- Title
- Sorathi Ragini, Third Wife of Megha Mallar Raga, Folio from a Ragamala (Garland of Melodies)
- Date Made
- circa 1775
- Medium
- Opaque watercolor and gold on paper
- Dimensions
- Sheet: 8 11/16 x 5 3/4 in. (22.06 x 14.61 cm); Image: 7 1/2 x 4 1/2 in. (19.05 x 11.43 cm)
- Accession Number
- M.85.290.4
- Collecting Area
- South and Southeast Asian Art
- Curatorial Notes
Sorathi Ragini is the third wife of Megha Mallar Raga in some 18th-century Deccani ragamala (garland of melodies) traditions. Its iconography consists of a standing heroine playing or carrying a vina and accompanied by peafowl. Here, a garland lies on the ground beside her. The personification is similar to Kakubha Ragini, who is also the third wife of Megha Mallar Raga in the predominant ragamala classification system generally known as the Rajasthani system and in some 18th-century Deccani pictorial traditions (for the latter, see M.87.278.16). The chief iconographic distinction between the two melodies is that Sorathi Ragini is depicted standing or walking rather than sitting on a hillock or peak.

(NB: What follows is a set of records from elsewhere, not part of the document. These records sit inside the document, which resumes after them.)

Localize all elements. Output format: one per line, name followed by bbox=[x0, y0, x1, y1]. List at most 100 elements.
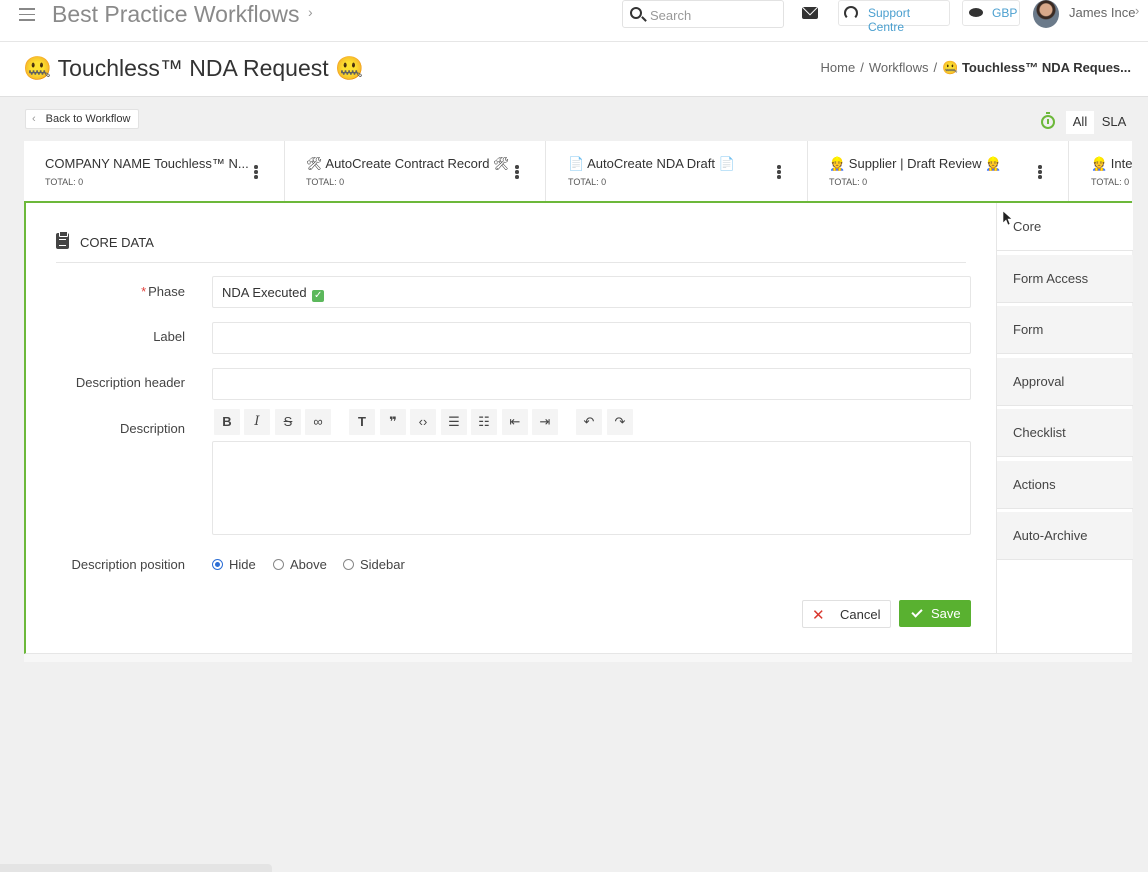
mail-icon[interactable] bbox=[802, 7, 818, 19]
mouse-cursor-icon bbox=[1003, 211, 1013, 226]
tab-all[interactable]: All bbox=[1066, 111, 1094, 134]
side-tab-approval[interactable]: Approval bbox=[997, 358, 1133, 406]
link-icon[interactable]: ∞ bbox=[305, 409, 331, 435]
phase-total: TOTAL: 0 bbox=[568, 177, 607, 187]
redo-icon[interactable]: ↷ bbox=[607, 409, 633, 435]
user-name[interactable]: James Ince bbox=[1069, 5, 1135, 20]
radio-sidebar-label[interactable]: Sidebar bbox=[360, 557, 405, 572]
chevron-right-icon[interactable]: › bbox=[308, 4, 313, 20]
phase-label: * Phase bbox=[141, 284, 185, 299]
radio-hide-label[interactable]: Hide bbox=[229, 557, 256, 572]
side-tab-actions[interactable]: Actions bbox=[997, 461, 1133, 509]
breadcrumb-workflows[interactable]: Workflows bbox=[869, 60, 929, 75]
search-icon bbox=[630, 7, 642, 19]
outdent-icon[interactable]: ⇤ bbox=[502, 409, 528, 435]
side-tab-auto-archive[interactable]: Auto-Archive bbox=[997, 512, 1133, 560]
phase-total: TOTAL: 0 bbox=[829, 177, 868, 187]
label-label: Label bbox=[153, 329, 185, 344]
save-label: Save bbox=[931, 606, 961, 621]
close-icon: ✕ bbox=[812, 607, 825, 624]
save-button[interactable]: Save bbox=[899, 600, 971, 627]
panel-footer bbox=[24, 654, 1132, 662]
phase-settings-panel: CORE DATA * Phase NDA Executed ✓ Label De… bbox=[24, 201, 1133, 654]
side-tab-form-access[interactable]: Form Access bbox=[997, 255, 1133, 303]
section-title: CORE DATA bbox=[80, 235, 154, 250]
bullet-list-icon[interactable]: ☰ bbox=[441, 409, 467, 435]
phase-field[interactable]: NDA Executed ✓ bbox=[212, 276, 971, 308]
side-tab-core[interactable]: Core bbox=[997, 203, 1133, 251]
headset-icon bbox=[844, 6, 858, 20]
phase-name: COMPANY NAME Touchless™ N... bbox=[45, 156, 249, 171]
phase-name: 🛠 AutoCreate Contract Record 🛠 bbox=[306, 156, 510, 171]
heading-icon[interactable]: T bbox=[349, 409, 375, 435]
check-icon bbox=[911, 606, 923, 618]
italic-icon[interactable]: I bbox=[244, 409, 270, 435]
search-input[interactable]: Search bbox=[622, 0, 784, 28]
more-options-icon[interactable] bbox=[1038, 165, 1042, 179]
currency-button[interactable]: GBP bbox=[962, 0, 1020, 26]
settings-side-tabs: Core Form Access Form Approval Checklist… bbox=[996, 203, 1133, 654]
page-title: 🤐 Touchless™ NDA Request 🤐 bbox=[23, 55, 364, 81]
indent-icon[interactable]: ⇥ bbox=[532, 409, 558, 435]
support-centre-label: Support Centre bbox=[868, 6, 911, 34]
breadcrumb-separator: / bbox=[933, 60, 938, 75]
breadcrumb: Home / Workflows / 🤐 Touchless™ NDA Reques..… bbox=[821, 60, 1132, 76]
radio-hide[interactable] bbox=[212, 559, 223, 570]
phase-name: 📄 AutoCreate NDA Draft 📄 bbox=[568, 156, 735, 171]
clipboard-icon bbox=[56, 231, 69, 249]
undo-icon[interactable]: ↶ bbox=[576, 409, 602, 435]
phase-strip: COMPANY NAME Touchless™ N... TOTAL: 0 🛠 … bbox=[24, 141, 1132, 203]
back-to-workflow-label: Back to Workflow bbox=[45, 113, 131, 125]
top-bar: Best Practice Workflows › Search Support… bbox=[0, 0, 1148, 42]
phase-card[interactable]: 👷 Supplier | Draft Review 👷 TOTAL: 0 bbox=[808, 141, 1069, 203]
title-bar: 🤐 Touchless™ NDA Request 🤐 Home / Workflow… bbox=[0, 42, 1148, 97]
tab-sla[interactable]: SLA bbox=[1097, 111, 1131, 134]
radio-above-label[interactable]: Above bbox=[290, 557, 327, 572]
phase-label-text: Phase bbox=[148, 284, 185, 299]
phase-value: NDA Executed bbox=[222, 285, 307, 300]
description-editor[interactable] bbox=[212, 441, 971, 535]
required-marker: * bbox=[141, 284, 147, 299]
strikethrough-icon[interactable]: S bbox=[275, 409, 301, 435]
avatar[interactable] bbox=[1033, 0, 1059, 28]
phase-name: 👷 Supplier | Draft Review 👷 bbox=[829, 156, 1002, 171]
section-header: CORE DATA bbox=[56, 231, 966, 263]
cancel-button[interactable]: ✕ Cancel bbox=[802, 600, 891, 628]
check-mark-icon: ✓ bbox=[312, 290, 325, 302]
breadcrumb-separator: / bbox=[860, 60, 864, 75]
phase-card[interactable]: 👷 Inter TOTAL: 0 bbox=[1070, 141, 1132, 203]
app-title[interactable]: Best Practice Workflows bbox=[52, 0, 300, 28]
phase-card[interactable]: COMPANY NAME Touchless™ N... TOTAL: 0 bbox=[24, 141, 285, 203]
phase-total: TOTAL: 0 bbox=[45, 177, 84, 187]
label-field[interactable] bbox=[212, 322, 971, 354]
breadcrumb-current: 🤐 Touchless™ NDA Reques... bbox=[942, 60, 1131, 75]
more-options-icon[interactable] bbox=[254, 165, 258, 179]
description-label: Description bbox=[119, 421, 185, 436]
quote-icon[interactable]: ❞ bbox=[380, 409, 406, 435]
side-tab-form[interactable]: Form bbox=[997, 306, 1133, 354]
chevron-left-icon: ‹ bbox=[32, 113, 36, 125]
breadcrumb-home[interactable]: Home bbox=[821, 60, 856, 75]
side-tab-checklist[interactable]: Checklist bbox=[997, 409, 1133, 457]
chevron-right-icon[interactable]: › bbox=[1135, 3, 1139, 18]
description-header-field[interactable] bbox=[212, 368, 971, 400]
radio-sidebar[interactable] bbox=[343, 559, 354, 570]
numbered-list-icon[interactable]: ☷ bbox=[471, 409, 497, 435]
back-to-workflow-button[interactable]: ‹ Back to Workflow bbox=[25, 109, 140, 129]
cancel-label: Cancel bbox=[840, 607, 881, 622]
bold-icon[interactable]: B bbox=[214, 409, 240, 435]
description-position-label: Description position bbox=[71, 557, 185, 572]
radio-above[interactable] bbox=[273, 559, 284, 570]
menu-icon[interactable] bbox=[19, 8, 35, 22]
stopwatch-icon[interactable] bbox=[1041, 112, 1055, 129]
code-icon[interactable]: ‹› bbox=[410, 409, 436, 435]
coins-icon bbox=[969, 8, 983, 17]
phase-card[interactable]: 📄 AutoCreate NDA Draft 📄 TOTAL: 0 bbox=[547, 141, 808, 203]
more-options-icon[interactable] bbox=[777, 165, 781, 179]
support-centre-button[interactable]: Support Centre bbox=[838, 0, 950, 34]
phase-card[interactable]: 🛠 AutoCreate Contract Record 🛠 TOTAL: 0 bbox=[285, 141, 546, 203]
more-options-icon[interactable] bbox=[515, 165, 519, 179]
phase-total: TOTAL: 0 bbox=[306, 177, 345, 187]
currency-label: GBP bbox=[992, 6, 1018, 20]
search-placeholder: Search bbox=[650, 8, 692, 23]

Here, the heroine plays a vina and stares down at a mesmerized peacock while walking in a field of flowers. Two more peacocks and a peahen also gaze up at her. On the ground behind her is a gold beaded garland cast aside or dropped in her distraught mood. The plain tan background with a narrow band of clouds is dominated by a contorted tree with a white hare at its base looking up at the peculiar tree with the same enraptured expression as the peafowl.